New lease of life planned for an important part of Wandsworth’s history
Published: Friday 16th March 18
A small but historically important piece of open space that plays a prominent role in the story of Wandsworth is set to be given a new lease of life as part of £250,000 council conservation scheme.
The Huguenot burial ground at the top of East Hill, also known as Mount Nod, and home to a number of listed tombs and graves could soon be reopened to the public as a small “pocket” park.
The walled burial ground, which covers just under half an acre, lies at the top of East Hill and was opened towards the end of the 17th Century as a burial ground for Huguenot refugees – people who fled religious persecution in France after embracing the Protestant faith.
Many of these refugees from across the Channel settled in Wandsworth, attracted by the cloth and textile mills which lined the banks of the River Wandle - bringing their skills as hat and dress-makers that helped establish 17th and 18th Century Wandsworth as a famed centre of fashion and clothes making.
The tears of the Huguenots feature
prominently on the coat of arms
Church services in French were performed at the old Presbyterian Chapel in Wandsworth for over a century after the first Huguenots arrived. Victorian social commentator James Thorne, writing in 1876, stated that “gradually the French element became absorbed in the surrounding population, but Wandsworth was long famous for hat making.”
Today’s Wandsworth borough coat of arms features the tears of the Huguenots – representing the tears of joy they shed at finding sanctuary in this part of London.
The burial ground closed in 1854 and today is mainly grass with trees and shrubs around the perimeters.

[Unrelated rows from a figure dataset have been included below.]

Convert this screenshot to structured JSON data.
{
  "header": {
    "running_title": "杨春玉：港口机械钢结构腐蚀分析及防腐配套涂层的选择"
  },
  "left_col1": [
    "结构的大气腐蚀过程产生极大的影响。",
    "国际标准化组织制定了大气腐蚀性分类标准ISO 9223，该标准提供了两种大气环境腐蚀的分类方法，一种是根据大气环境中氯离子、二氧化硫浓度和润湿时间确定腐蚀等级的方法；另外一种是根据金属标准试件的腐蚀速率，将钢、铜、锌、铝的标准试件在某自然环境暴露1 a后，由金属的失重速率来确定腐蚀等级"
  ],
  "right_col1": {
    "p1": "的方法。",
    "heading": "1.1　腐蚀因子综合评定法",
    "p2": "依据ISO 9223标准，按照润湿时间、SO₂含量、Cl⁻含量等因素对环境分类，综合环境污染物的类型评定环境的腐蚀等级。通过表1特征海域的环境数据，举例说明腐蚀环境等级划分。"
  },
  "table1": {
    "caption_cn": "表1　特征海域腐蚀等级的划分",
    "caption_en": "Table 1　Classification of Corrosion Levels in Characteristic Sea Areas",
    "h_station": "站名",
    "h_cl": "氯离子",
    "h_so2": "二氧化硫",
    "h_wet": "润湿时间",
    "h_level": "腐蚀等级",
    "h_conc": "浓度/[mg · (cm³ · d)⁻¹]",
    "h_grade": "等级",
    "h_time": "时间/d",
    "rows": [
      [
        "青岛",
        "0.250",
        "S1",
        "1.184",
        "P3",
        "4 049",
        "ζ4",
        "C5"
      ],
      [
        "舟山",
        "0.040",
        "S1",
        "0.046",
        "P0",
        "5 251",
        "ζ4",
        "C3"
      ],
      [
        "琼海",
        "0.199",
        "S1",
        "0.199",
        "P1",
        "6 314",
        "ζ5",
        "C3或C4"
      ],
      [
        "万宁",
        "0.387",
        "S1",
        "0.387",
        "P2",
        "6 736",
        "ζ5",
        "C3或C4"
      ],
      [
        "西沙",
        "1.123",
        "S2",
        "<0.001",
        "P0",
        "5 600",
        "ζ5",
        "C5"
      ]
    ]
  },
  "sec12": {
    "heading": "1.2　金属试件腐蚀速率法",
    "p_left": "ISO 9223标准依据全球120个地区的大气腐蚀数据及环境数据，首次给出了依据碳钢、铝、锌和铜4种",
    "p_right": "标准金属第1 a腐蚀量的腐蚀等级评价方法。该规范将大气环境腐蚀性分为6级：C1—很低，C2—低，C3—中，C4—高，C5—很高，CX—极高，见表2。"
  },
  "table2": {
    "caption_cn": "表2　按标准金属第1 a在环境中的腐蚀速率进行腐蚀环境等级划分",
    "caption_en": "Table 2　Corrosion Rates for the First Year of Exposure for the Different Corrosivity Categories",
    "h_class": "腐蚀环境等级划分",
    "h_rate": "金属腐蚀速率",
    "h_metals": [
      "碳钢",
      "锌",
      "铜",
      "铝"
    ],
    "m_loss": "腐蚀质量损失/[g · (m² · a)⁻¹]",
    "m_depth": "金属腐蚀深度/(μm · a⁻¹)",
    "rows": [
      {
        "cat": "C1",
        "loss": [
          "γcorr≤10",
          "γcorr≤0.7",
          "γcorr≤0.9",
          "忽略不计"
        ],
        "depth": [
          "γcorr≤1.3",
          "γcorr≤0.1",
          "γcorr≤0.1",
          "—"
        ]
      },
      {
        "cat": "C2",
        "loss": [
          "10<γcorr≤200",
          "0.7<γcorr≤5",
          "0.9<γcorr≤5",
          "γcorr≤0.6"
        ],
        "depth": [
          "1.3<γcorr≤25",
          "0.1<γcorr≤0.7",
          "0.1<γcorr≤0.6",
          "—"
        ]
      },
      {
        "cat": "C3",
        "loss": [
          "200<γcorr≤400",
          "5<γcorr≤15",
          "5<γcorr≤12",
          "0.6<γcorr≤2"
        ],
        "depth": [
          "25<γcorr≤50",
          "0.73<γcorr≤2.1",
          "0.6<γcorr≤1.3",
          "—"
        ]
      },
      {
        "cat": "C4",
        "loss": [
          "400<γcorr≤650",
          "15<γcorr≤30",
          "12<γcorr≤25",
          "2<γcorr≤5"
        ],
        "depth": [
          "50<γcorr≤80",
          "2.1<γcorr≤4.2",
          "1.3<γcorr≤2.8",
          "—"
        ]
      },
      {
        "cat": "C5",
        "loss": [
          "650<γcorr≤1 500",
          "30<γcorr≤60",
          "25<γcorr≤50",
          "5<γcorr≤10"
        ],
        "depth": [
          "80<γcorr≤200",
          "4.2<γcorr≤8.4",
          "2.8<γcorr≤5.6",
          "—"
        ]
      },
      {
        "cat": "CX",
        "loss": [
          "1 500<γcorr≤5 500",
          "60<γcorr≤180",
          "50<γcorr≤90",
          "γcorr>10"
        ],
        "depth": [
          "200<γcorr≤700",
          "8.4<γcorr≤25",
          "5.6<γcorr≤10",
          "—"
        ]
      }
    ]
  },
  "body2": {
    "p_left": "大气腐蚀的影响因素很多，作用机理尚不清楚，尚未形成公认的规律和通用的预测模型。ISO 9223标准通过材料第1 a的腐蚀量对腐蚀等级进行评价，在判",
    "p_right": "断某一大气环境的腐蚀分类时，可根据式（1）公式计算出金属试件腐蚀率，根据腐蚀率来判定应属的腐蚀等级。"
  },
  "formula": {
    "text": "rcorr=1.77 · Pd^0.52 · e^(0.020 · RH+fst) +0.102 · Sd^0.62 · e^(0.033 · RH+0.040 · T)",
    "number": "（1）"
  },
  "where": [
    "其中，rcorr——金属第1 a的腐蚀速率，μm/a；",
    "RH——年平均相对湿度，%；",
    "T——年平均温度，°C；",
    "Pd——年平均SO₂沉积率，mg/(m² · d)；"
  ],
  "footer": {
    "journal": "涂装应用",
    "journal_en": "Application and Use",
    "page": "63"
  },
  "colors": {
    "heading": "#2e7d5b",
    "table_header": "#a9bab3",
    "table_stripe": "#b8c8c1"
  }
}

It was recently nominated for local historic park and garden status as part of the council’s consultation on local listing.
It contains a number of historic tombs dating from as far back as 1687 while in 1911 a memorial was erected by the Wandsworth Society in memory of the Huguenots and their contribution to the life of the borough.
For many years it was unclear who legally owned the land, meaning public funds could not be spent on preserving its listed structures, but earlier this month the council was awarded the title deeds and can now carry out work to improve and conserve this historic green space.